The majority in this case relies on Joplin v Univ of Michigan Bd of Regents, 173 Mich App 149, 154; 433 NW2d 830 (1988), for the proposition that this Court must recognize that execution of a medical decision may involve a series of medical decisions requiring personal deliberation and judgment regardless of whether they were undertaken in the course of executing the initial decision. However, I find it telling that the act which was determined to be discretionary in that case was surgery; specifically, dilatation and evacuation. Moreover, there was a dissent in Joplin which concluded that even the act of performing surgery was a ministerial act for which governmental immunity is not available. Joplin, supra, p 155. Because the act in Joplin found to be a discretionary one was surgery, as compared to the alleged acts involved in this case, I am not particularly persuaded by the majority’s reliance on the Joplin decision.

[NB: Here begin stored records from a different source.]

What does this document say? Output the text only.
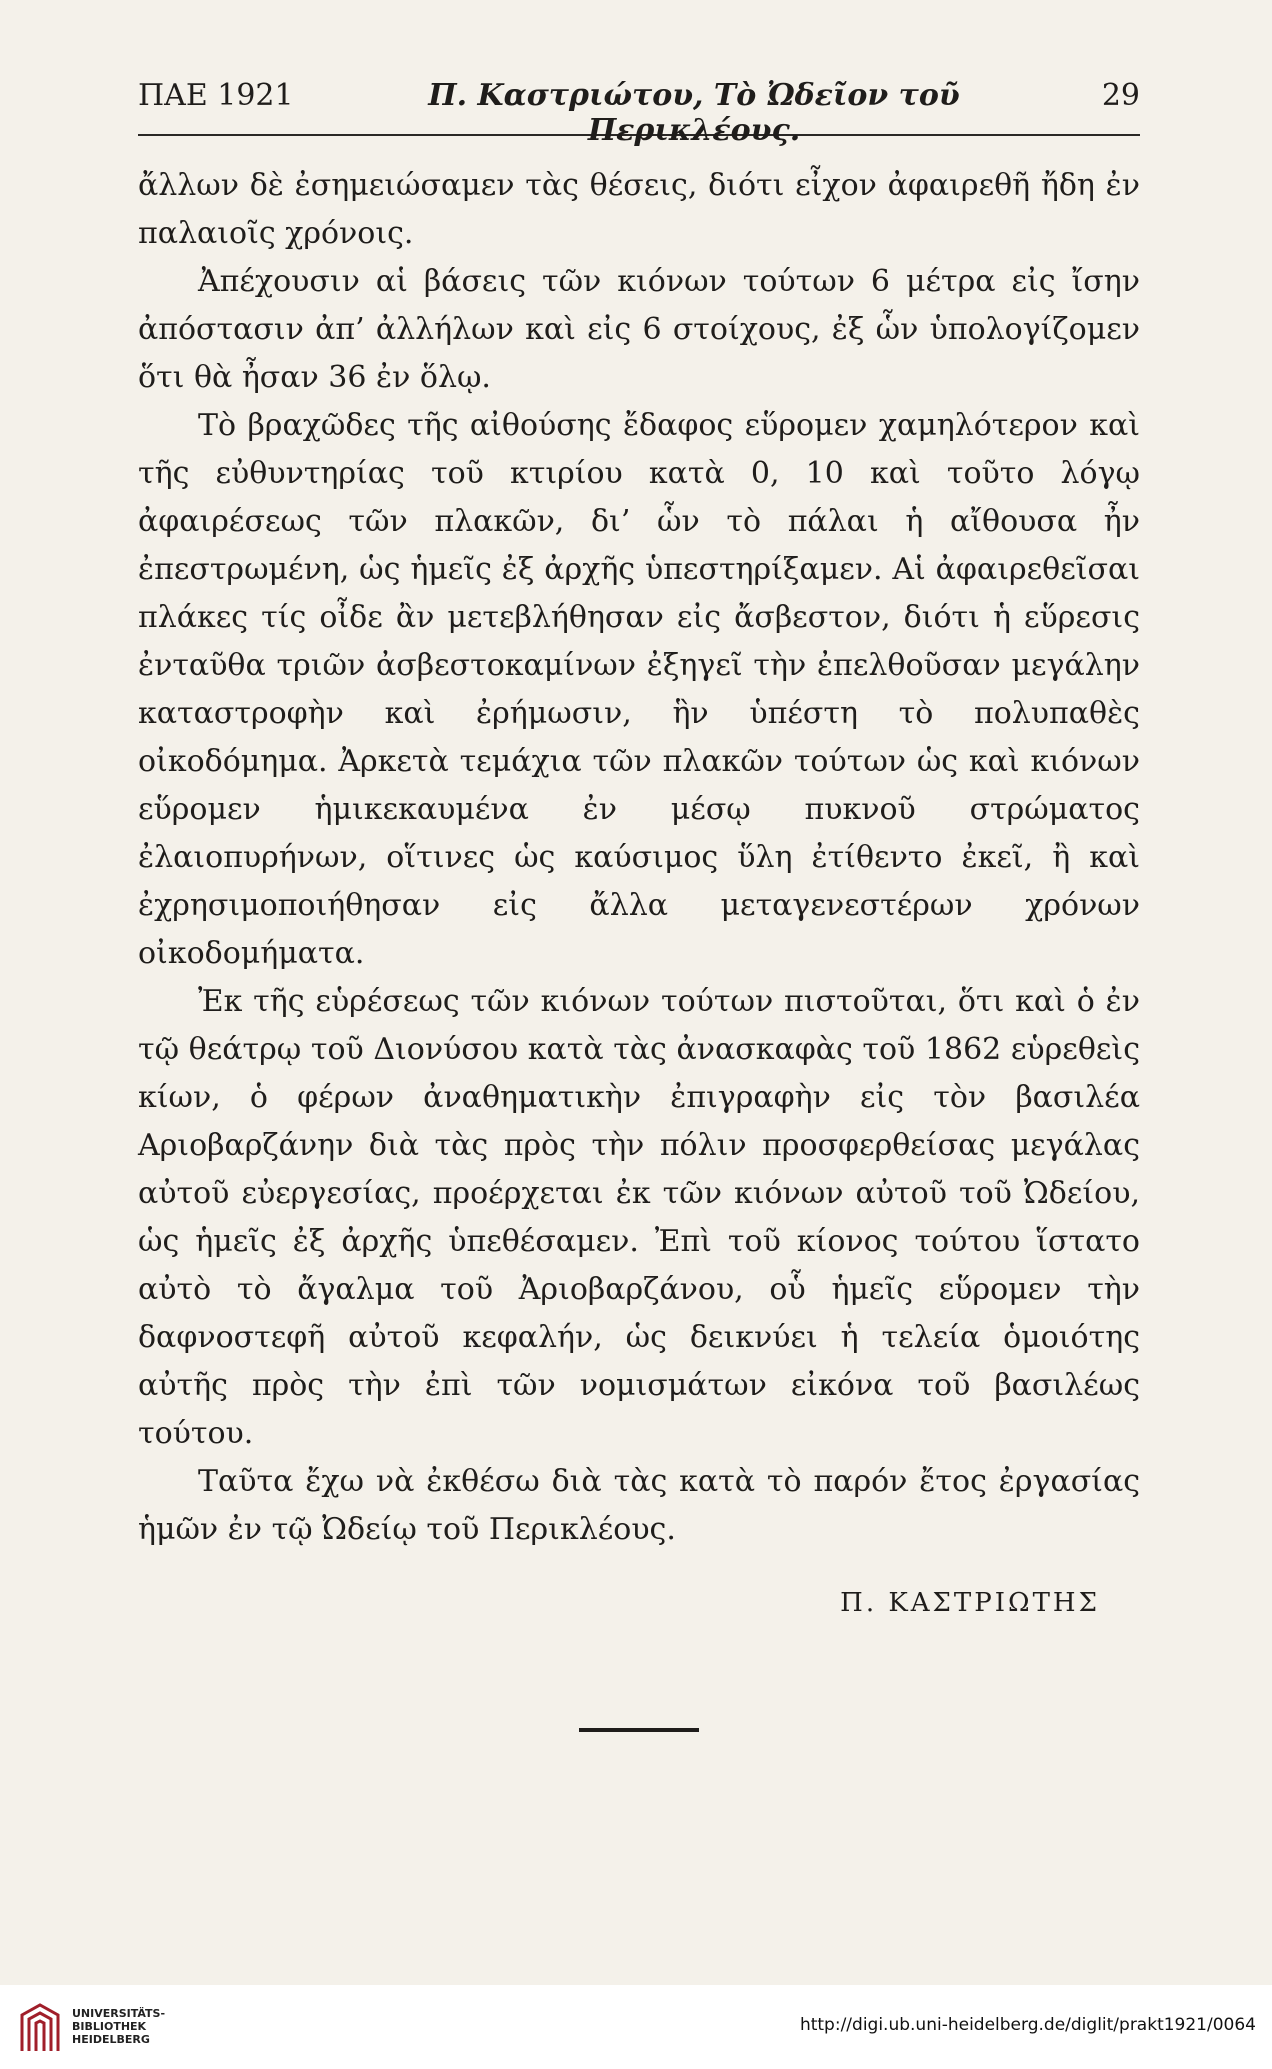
ΠΑΕ 1921	Π. Καστριώτου, Τὸ Ὠδεῖον τοῦ Περικλέους.
29

ἄλλων δὲ ἐσημειώσαμεν τὰς θέσεις, διότι εἶχον ἀφαιρεθῆ ἤδη ἐν παλαιοῖς χρόνοις.

Ἀπέχουσιν αἱ βάσεις τῶν κιόνων τούτων 6 μέτρα εἰς ἴσην ἀπόστασιν ἀπ’ ἀλλήλων καὶ εἰς 6 στοίχους, ἐξ ὧν ὑπολογίζομεν ὅτι θὰ ἦσαν 36 ἐν ὅλῳ.

Τὸ βραχῶδες τῆς αἰθούσης ἔδαφος εὕρομεν χαμηλότερον καὶ τῆς εὐθυντηρίας τοῦ κτιρίου κατὰ 0, 10 καὶ τοῦτο λόγῳ ἀφαιρέσεως τῶν πλακῶν, δι’ ὧν τὸ πάλαι ἡ αἴθουσα ἦν ἐπεστρωμένη, ὡς ἡμεῖς ἐξ ἀρχῆς ὑπεστηρίξαμεν. Αἱ ἀφαιρεθεῖσαι πλάκες τίς οἶδε ἂν μετεβλήθησαν εἰς ἄσβεστον, διότι ἡ εὕρεσις ἐνταῦθα τριῶν ἀσβεστοκαμίνων ἐξηγεῖ τὴν ἐπελθοῦσαν μεγάλην καταστροφὴν καὶ ἐρήμωσιν, ἣν ὑπέστη τὸ πολυπαθὲς οἰκοδόμημα. Ἀρκετὰ τεμάχια τῶν πλακῶν τούτων ὡς καὶ κιόνων εὕρομεν ἡμικεκαυμένα ἐν μέσῳ πυκνοῦ στρώματος ἐλαιοπυρήνων, οἵτινες ὡς καύσιμος ὕλη ἐτίθεντο ἐκεῖ, ἢ καὶ ἐχρησιμοποιήθησαν εἰς ἄλλα μεταγενεστέρων χρόνων οἰκοδομήματα.

Ἐκ τῆς εὑρέσεως τῶν κιόνων τούτων πιστοῦται, ὅτι καὶ ὁ ἐν τῷ θεάτρῳ τοῦ Διονύσου κατὰ τὰς ἀνασκαφὰς τοῦ 1862 εὑρεθεὶς κίων, ὁ φέρων ἀναθηματικὴν ἐπιγραφὴν εἰς τὸν βασιλέα Αριοβαρζάνην διὰ τὰς πρὸς τὴν πόλιν προσφερθείσας μεγάλας αὐτοῦ εὐεργεσίας, προέρχεται ἐκ τῶν κιόνων αὐτοῦ τοῦ Ὠδείου, ὡς ἡμεῖς ἐξ ἀρχῆς ὑπεθέσαμεν. Ἐπὶ τοῦ κίονος τούτου ἵστατο αὐτὸ τὸ ἄγαλμα τοῦ Ἀριοβαρζάνου, οὗ ἡμεῖς εὕρομεν τὴν δαφνοστεφῆ αὐτοῦ κεφαλήν, ὡς δεικνύει ἡ τελεία ὁμοιότης αὐτῆς πρὸς τὴν ἐπὶ τῶν νομισμάτων εἰκόνα τοῦ βασιλέως τούτου.

Ταῦτα ἔχω νὰ ἐκθέσω διὰ τὰς κατὰ τὸ παρόν ἔτος ἐργασίας ἡμῶν ἐν τῷ Ὠδείῳ τοῦ Περικλέους.

Π. ΚΑΣΤΡΙΩΤΗΣ
UNIVERSITÄTS-
BIBLIOTHEK
HEIDELBERG
http://digi.ub.uni-heidelberg.de/diglit/prakt1921/0064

The majority opinion then relies on several cases for the proposition that a professional’s deviating from professional standards does not trans*635form a discretionary act into a ministerial one. However, based upon my review of the facts in this case, I do not see where that proposition is applicable to the analysis of plaintiffs’ allegations in the case at bar.

In conclusion, I believe that the acts of observing a patient, charting the patient’s progress and inserting and suctioning an endotracheal tube are clearly ministerial ones. To classify these ministerial acts as discretionary inappropriately and unnecessarily cloaks defendants’ acts in a veil of governmental immunity. I would reverse the lower court’s order granting defendants’ motion for summary disposition in Docket No. 107345.